Research by Tuck professor Mark DesJardine, published in the Academy of Management Journal, finds that regulatory penalties significantly increase voluntary employee departures—often toward firms with cleaner reputations.
It should come as no surprise that running afoul of the law can hurt corporations.
Regulatory fines and penalties can reach into the billions of dollars, like they did when Abbott Laboratories was fined $1.6 billion for illegally marketing its drug Depakote; or when Goldman Sachs had to pay $3.3 billion for misleading investors; or when Occidental Petroleum was fined $5.5 billion for an environmental clean-up settlement. If you focus on these firms’ balance sheets, it appears they all just absorbed these penalties and moved on. But each of those cases had something else in common: in the aftermath of the scandals, huge numbers of employees voluntarily left for jobs at other companies without the same reputational stigma, costing the firms untold amounts in rehiring expenses and institutional knowledge.

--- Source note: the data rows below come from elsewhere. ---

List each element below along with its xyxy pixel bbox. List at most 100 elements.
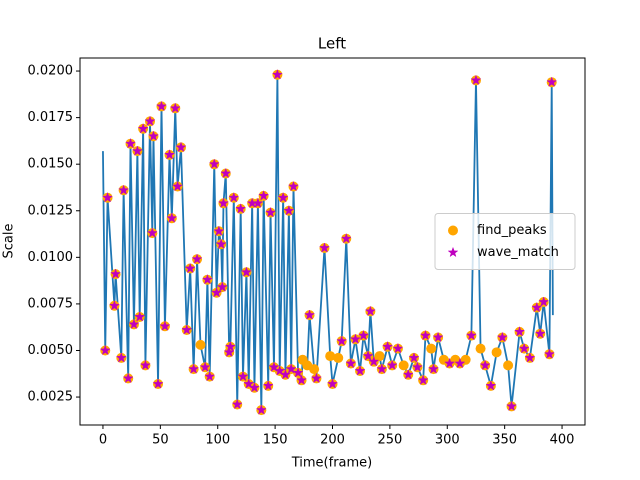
y-tick-label: 0.0100 (28, 250, 74, 265)
star-point (364, 305, 376, 317)
star-point (152, 378, 164, 389)
star-point (172, 180, 184, 192)
star-point (215, 238, 227, 249)
star-point (336, 335, 348, 346)
star-point (184, 262, 196, 274)
star-point (252, 197, 264, 208)
point (475, 343, 486, 354)
x-tick-label: 100 (205, 433, 230, 448)
star-point (362, 350, 374, 361)
star-point (470, 74, 482, 86)
star-point (546, 76, 558, 87)
x-axis-label: Time(frame) (291, 456, 373, 471)
y-tick-label: 0.0025 (28, 390, 74, 405)
star-point (208, 158, 220, 169)
star-point (304, 309, 316, 320)
star-point (349, 333, 361, 344)
star-point (454, 357, 466, 369)
star-point (358, 329, 369, 341)
y-axis-label: Scale (2, 224, 17, 259)
star-point (265, 206, 277, 218)
star-point (99, 344, 111, 356)
star-point (223, 346, 235, 358)
star-point (534, 327, 546, 339)
star-point (191, 253, 203, 264)
point (398, 360, 409, 371)
star-point (110, 268, 122, 279)
star-point (237, 370, 249, 382)
star-point (287, 180, 299, 192)
star-point (164, 149, 176, 160)
star-point (277, 191, 289, 203)
star-point (279, 368, 291, 380)
star-point (235, 203, 247, 214)
star-point (340, 232, 352, 244)
star-point (432, 331, 444, 343)
star-point (156, 100, 167, 112)
star-point (134, 311, 146, 322)
star-point (392, 342, 404, 354)
star-point (159, 320, 171, 331)
x-tick-label: 350 (492, 433, 517, 448)
star-point (382, 340, 394, 352)
point (374, 351, 385, 362)
y-tick-label: 0.0200 (28, 64, 74, 79)
star-point (240, 266, 252, 277)
star-point (102, 191, 114, 203)
star-point (485, 380, 497, 391)
star-point (283, 204, 295, 216)
star-point (268, 361, 280, 372)
star-point (465, 329, 477, 341)
star-point (296, 374, 307, 385)
star-point (428, 363, 439, 374)
star-point (122, 372, 134, 384)
star-point (543, 348, 555, 359)
star-point (243, 378, 255, 389)
star-point (274, 365, 286, 376)
legend-marker (447, 246, 459, 258)
chart-title: Left (318, 35, 346, 53)
plot-area (99, 69, 558, 416)
point (309, 364, 320, 375)
star-point (538, 296, 550, 307)
star-point (125, 137, 136, 149)
legend-box (434, 213, 576, 270)
x-tick-label: 400 (550, 433, 575, 448)
star-point (262, 380, 274, 391)
star-point (417, 374, 429, 385)
star-point (248, 381, 260, 393)
star-point (118, 184, 130, 195)
star-point (181, 324, 193, 335)
x-tick-label: 250 (377, 433, 402, 448)
x-tick-label: 300 (435, 433, 460, 448)
star-point (419, 329, 431, 341)
star-point (258, 190, 270, 201)
star-point (169, 102, 181, 113)
star-point (146, 227, 158, 238)
y-tick-label: 0.0175 (28, 110, 74, 125)
star-point (231, 398, 243, 410)
star-point (213, 225, 225, 236)
star-point (271, 69, 283, 80)
star-point (408, 352, 420, 363)
star-point (115, 352, 127, 363)
star-point (211, 286, 223, 298)
star-point (128, 318, 140, 330)
star-point (188, 363, 200, 374)
legend-label: wave_match (477, 245, 559, 260)
star-point (386, 359, 398, 371)
star-point (496, 331, 508, 343)
star-point (479, 359, 491, 371)
star-point (201, 273, 213, 285)
star-point (518, 342, 530, 354)
legend-label: find_peaks (477, 223, 547, 238)
x-tick-label: 50 (152, 433, 169, 448)
star-point (228, 191, 240, 203)
y-tick-label: 0.0125 (28, 203, 74, 218)
y-tick-label: 0.0075 (28, 296, 74, 311)
star-point (514, 326, 526, 337)
star-point (327, 378, 338, 389)
star-point (292, 367, 304, 378)
point (333, 352, 344, 363)
legend-marker (448, 225, 458, 236)
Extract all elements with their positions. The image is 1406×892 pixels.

That finding comes from a new study by Mark DesJardine, an associate professor of business administration and the Paul E. Raether T’73 Faculty Fellow at Tuck. In “Seeking Greener Pastures: Employee Turnover Following Corporate Stakeholder Violations,” a paper forthcoming in the Academy of Management Journal, DesJardine and his coauthor Forrest Briscoe of Cornell University show that when firms are punished for wrongdoing, it hurts not just their bottom line but also their reputation and often results in a spike in employee turnover. Specifically, they find that “violations amounting to 5 percent of a company’s annual revenues translate into a 3.93 percent increase in employee turnover,” they write. And turnover rates “rise further when violations are broad, rapid, or historically atypical.”
An associate professor at Dartmouth’s Tuck School of Business, Mark DesJardine is an expert in corporate governance and shareholder activism. | Photo by Laura DeCapua Photography
DesJardine and Briscoe embarked on this study to answer a question that hadn’t been examined before. The academic literature in organizational behavior has established that employees care about how their employer’s reputation reflects their own values, judgment and professional credibility. What had not been studied is whether employees would leave their job and find a new one in response to corporate wrongdoing. Access to a new dataset opened the way for this investigation. “There’s this new LinkedIn data you can get,” DesJardine says, “so we had really granular-level employee data where we could see where they worked and where they went after a scandal at their firm, and we had precise timing of their job change in relation to the regulatory violation.”
Their study used data from 735 large U.S. firms between 2013 and 2020, comparing stakeholder violations—regulator-sanctioned acts of misconduct that harm non-shareholders and result in fines or penalties—to employee turnover. After countless rounds of data analysis and tests, they kept seeing the same effect: following regulatory penalties, people leave their job. “And what was most interesting to us wasn’t just the people at the top, as you might expect,” DesJardine says, “but it was throughout the organizational hierarchy.” Another of their favorite findings is that, as the “greener pastures” title of their paper implies, employees left for companies with cleaner histories of violations. “They weren’t going from, say, Exxon to BP,” DesJardine explains, “but joining other companies in the same industry without stakeholder violations in their recent history.” This suggests, they say, that turnover reflects “purposeful sorting rather than random mobility.” Employees went to firms where they didn’t have to worry about being stigmatized for working for a bad actor.
They weren’t going from, say, Exxon to BP, but joining other companies in the same industry without stakeholder violations in their recent history.
— Mark DesJardine, Associate Professor of Business Administration; Paul E. Raether T’73 Faculty Fellow
If the regulatory fines weren’t expensive enough, the human resources costs only add to the bill. It is commonly estimated that it costs a firm 100 percent of a worker’s salary to replace that worker, without factoring in the loss of institutional knowledge. For a representative firm in their sample, they found that violations amounting to 5 percent of annual revenue imply up to $10 million in replacement costs.
For DesJardine, the managerial implications of the paper are clear: stakeholder violations cost firms dollars and, more importantly, human capital, so firms should put systems and procedures in place to guard against them. “Employee retention can advance a company’s competitive edge and overall performance,” they write. Stakeholder violations don’t just damage a firm’s reputation—they quietly change who wants to work there. When actions fall out of sync with stated values, employees take note, and many respond by looking elsewhere.